Ruuskanen and his co-authors looked at stroke data from Finnish hospital registries for patients hospitalized from 2004 to 2013. They found an 8% increase in the rate of stroke for the 3,033 people hospitalized during the week after daylight savings time compared with the 11,801 people hospitalized in the two weeks before and two weeks after the time change.

In an email interview with MD Magazine, Ruuskanen, a neuro-hospitalist at Turku University Hospital in Turku, Finland, answered questions about how ischemic stroke and daylight saving time seemed to be related

What reason have previous studies given for a change in circadian rhythm increasing the risk of stroke. In other words how does the one-hour change cause the increased risk?

Stroke risk is highest in the morning hours and we know from previous studies that daylight savings time (DST) change slightly shifts the timing pattern of stroke onset. Previous studies have also shown that the disruption of the circadian clock due to other reasons—such as rotating shift work--and sleep fragmentation are associated with an increased risk of stroke. However, we did not know whether stroke risk is affected by DST transitions. What is common in these situations is the disturbed sleep cycle, while the immediate mechanisms for the increased risk remain unknown at the moment.

Why is the impact of the time change temporary? The stroke rate was no higher after the first two days following the time switch.

The body, and the circadian clock, will adapt to the change. In previous studies on myocardial infarction and DST change the effects have been visible during the [entire] week following the switch.

There were more strokes, but not more deaths? Is there any possible explanation for that?
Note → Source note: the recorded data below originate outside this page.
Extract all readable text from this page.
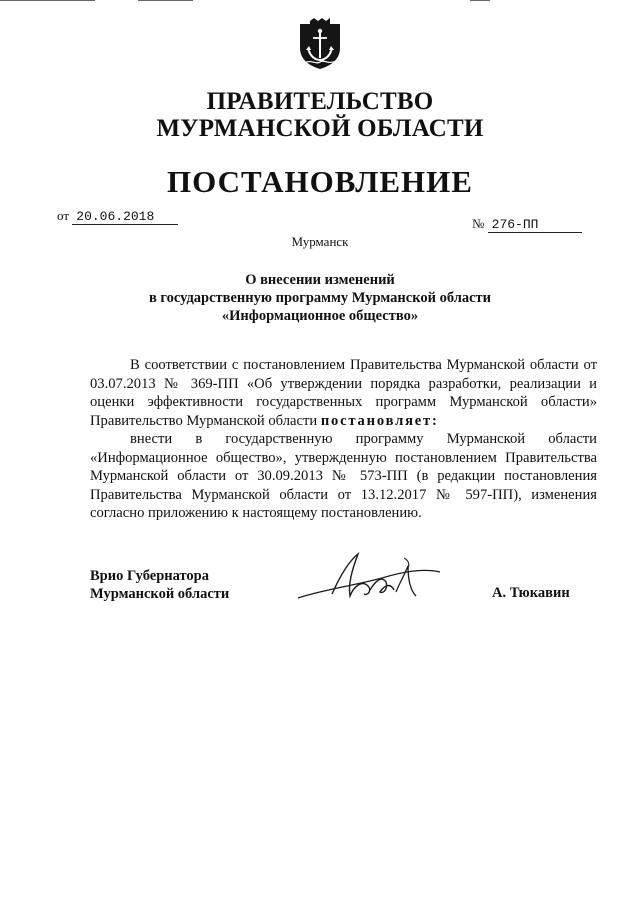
ПРАВИТЕЛЬСТВО
МУРМАНСКОЙ ОБЛАСТИ
ПОСТАНОВЛЕНИЕ
от 20.06.2018	№ 276-ПП
Мурманск
О внесении изменений
в государственную программу Мурманской области
«Информационное общество»

В соответствии с постановлением Правительства Мурманской области от 03.07.2013 № 369-ПП «Об утверждении порядка разработки, реализации и оценки эффективности государственных программ Мурманской области» Правительство Мурманской области постановляет:

внести в государственную программу Мурманской области «Информационное общество», утвержденную постановлением Правительства Мурманской области от 30.09.2013 № 573-ПП (в редакции постановления Правительства Мурманской области от 13.12.2017 № 597-ПП), изменения согласно приложению к настоящему постановлению.

Врио Губернатора
Мурманской области	А. Тюкавин
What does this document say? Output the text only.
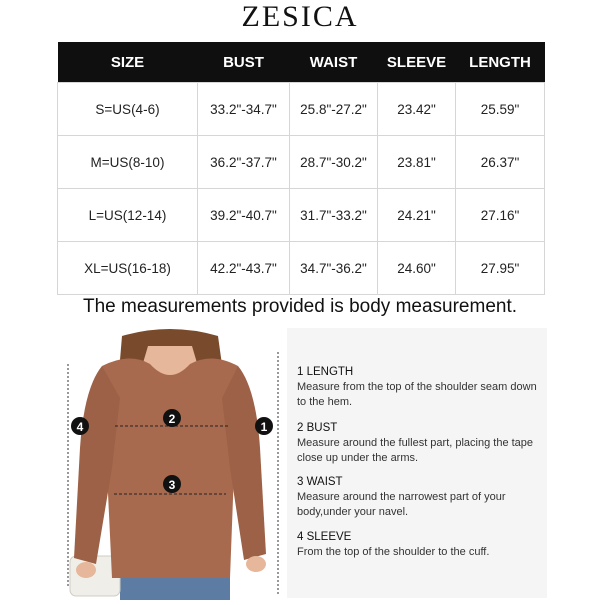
ZESICA
SIZE	BUST	WAIST	SLEEVE	LENGTH
S=US(4-6)	33.2"-34.7"	25.8"-27.2"	23.42"	25.59"
M=US(8-10)	36.2"-37.7"	28.7"-30.2"	23.81"	26.37"
L=US(12-14)	39.2"-40.7"	31.7"-33.2"	24.21"	27.16"
XL=US(16-18)	42.2"-43.7"	34.7"-36.2"	24.60"	27.95"
The measurements provided is body measurement.
2
3
1
4
1 LENGTH
Measure from the top of the shoulder seam down to the hem.
2 BUST
Measure around the fullest part, placing the tape close up under the arms.
3 WAIST
Measure around the narrowest part of your body,under your navel.
4 SLEEVE
From the top of the shoulder to the cuff.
It is probable that some strokes occurred earlier than they otherwise would have. We reported hospital mortality rate, not absolute numbers, a rate which was approximately 3% in the total study population. Daylight saving time transition did not affect in-hospital mortality rate, and I would not have expected to see a big change in mortality rate per se.

People with cancer were 25% more likely to have an ischemic stroke DST, while the overall rate for ischemic stroke increased by 8 percent. What is there about cancer that could make that difference?

Older age and cancer are well known risk factors for stroke. These people may be more prone to sleep difficulties, but there may also be other factors, such as changes in immunology related to cancer, which interplay with sleep disturbance to increase the risk further.

Could there be a similar risk with the switch back to standard time in the fall?

The change in [stroke] incidence was similar with switch forward and back.

What are the limitations of your study?

As we compared weeks after DST shift to similar weeks without shifts over a decade it is hard to see any specific factors other than the shift that could be identified to differ between these weeks and affect stroke incidence. This is a registry study and the limitations are related to this (eg, misdiagnoses and coding errors are a possibility in a registry). Also, we did not have data on timing of symptom onset but instead had to use time of admission. However, these factors are not likely to differ between the study and control weeks, so I really do not see these as important limitations.

Finland has periods in summer when the days are extremely long and in winter the nights very long, doesn't it?

That’s correct, especially in the northern parts of the country.

Does this make any difference in the impact of a change of one hour? Might it be different elsewhere?

During the time of the DST change in the spring and in the winter the length of the day is nearly the same in the whole country. But it certainly would be interesting to see this kind of study repeated in another country.